A decoction of oak bark (1:10) is used for pharyngitis, tonsillitis, skin diseases, stomatitis. For the treatment of burns, a stronger decoction of the bark (1: 5) is used. For skin diseases, an ointment is also used - one part of the condensed decoction of the bark to four parts of lanolin.

A warm infusion of crushed oak acorns in red wine (25% tincture) in the form of compresses is used to treat hernia, and folk healers recommend water decoctions for burns, skin rashes, and excessive sweating of the feet. In addition, a nutritious coffee drink is prepared from acorns, which is consumed with milk and sugar.

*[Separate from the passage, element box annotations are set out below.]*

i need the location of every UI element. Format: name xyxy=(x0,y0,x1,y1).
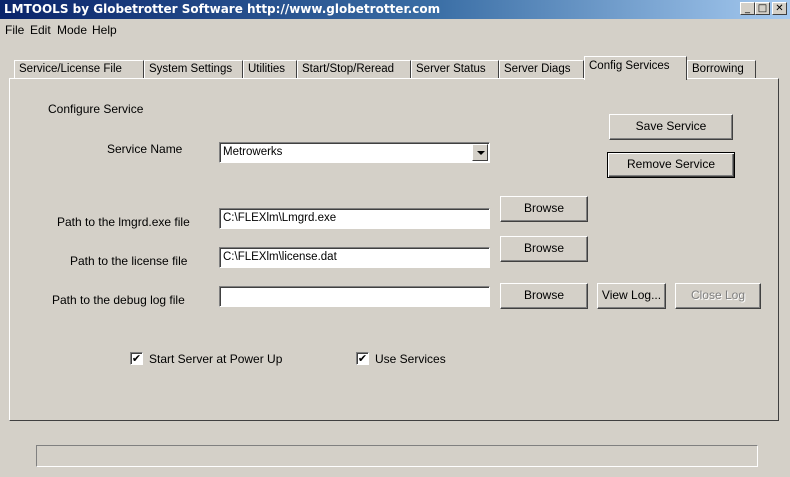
close-button[interactable]: ✕ xyxy=(772,2,787,15)
tab-server-status[interactable]: Server Status xyxy=(411,60,499,78)
license-path-input[interactable]: C:\FLEXlm\license.dat xyxy=(219,247,490,268)
minimize-button[interactable]: _ xyxy=(740,2,755,15)
tab-utilities[interactable]: Utilities xyxy=(243,60,297,78)
status-bar xyxy=(36,445,758,467)
start-at-powerup-checkbox[interactable]: ✔ xyxy=(130,352,143,365)
title-bar[interactable]: LMTOOLS by Globetrotter Software http://… xyxy=(0,0,790,19)
license-browse-button[interactable]: Browse xyxy=(500,236,588,262)
tab-start-stop-reread[interactable]: Start/Stop/Reread xyxy=(297,60,411,78)
tab-borrowing[interactable]: Borrowing xyxy=(687,60,756,78)
service-name-dropdown[interactable]: Metrowerks xyxy=(219,142,490,163)
save-service-button[interactable]: Save Service xyxy=(609,114,733,140)
menu-mode[interactable]: Mode xyxy=(57,23,87,37)
lmgrd-path-input[interactable]: C:\FLEXlm\Lmgrd.exe xyxy=(219,208,490,229)
debug-log-path-input[interactable] xyxy=(219,286,490,307)
close-log-button[interactable]: Close Log xyxy=(675,283,761,309)
debug-log-browse-button[interactable]: Browse xyxy=(500,283,588,309)
lmgrd-browse-button[interactable]: Browse xyxy=(500,196,588,222)
maximize-button[interactable]: □ xyxy=(755,2,770,15)
view-log-button[interactable]: View Log... xyxy=(597,283,666,309)
menu-edit[interactable]: Edit xyxy=(30,23,51,37)
tab-system-settings[interactable]: System Settings xyxy=(144,60,243,78)
remove-service-button[interactable]: Remove Service xyxy=(607,152,735,178)
tab-server-diags[interactable]: Server Diags xyxy=(499,60,584,78)
use-services-checkbox[interactable]: ✔ xyxy=(356,352,369,365)
window-title: LMTOOLS by Globetrotter Software http://… xyxy=(4,2,441,16)
lmtools-window: LMTOOLS by Globetrotter Software http://… xyxy=(0,0,790,477)
tab-service-license-file[interactable]: Service/License File xyxy=(14,60,144,78)
menu-help[interactable]: Help xyxy=(92,23,117,37)
service-name-value: Metrowerks xyxy=(223,146,283,158)
chevron-down-icon[interactable] xyxy=(472,144,488,161)
tab-config-services[interactable]: Config Services xyxy=(584,56,687,80)
menu-file[interactable]: File xyxy=(5,23,24,37)
menu-bar: File Edit Mode Help xyxy=(0,21,790,39)
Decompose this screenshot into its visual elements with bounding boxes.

For gastric bleeding, intestinal inflammation, poisoning with heavy metals, alkaloids, mushrooms, henbane, dope, food poisoning, a decoction of oak bark is used. For this purpose, 20 g of dry crushed raw materials are poured into 1 cup of hot water, boiled for half an hour, then filtered and the liquid volume is brought to the original boiled water. Take 2 tablespoons 3-4 times a day.

Infusion of oak acorns helps with diarrhea and enterocolitis. It is prepared as follows: 1 teaspoon of dry crushed raw materials is poured into 1 cup of boiling water and filtered after cooling. Take 1/2 cup 2-3 times a day.

For gargling with chronic tonsillitis, pharyngitis, inflammation of the gums and stomatitis, a decoction of oak bark is used. For urethritis and cystitis, a decoction of oak bark is taken 2 tablespoons 3-4 times a day. For the same purpose, an infusion of acorns is used in a similar dosage.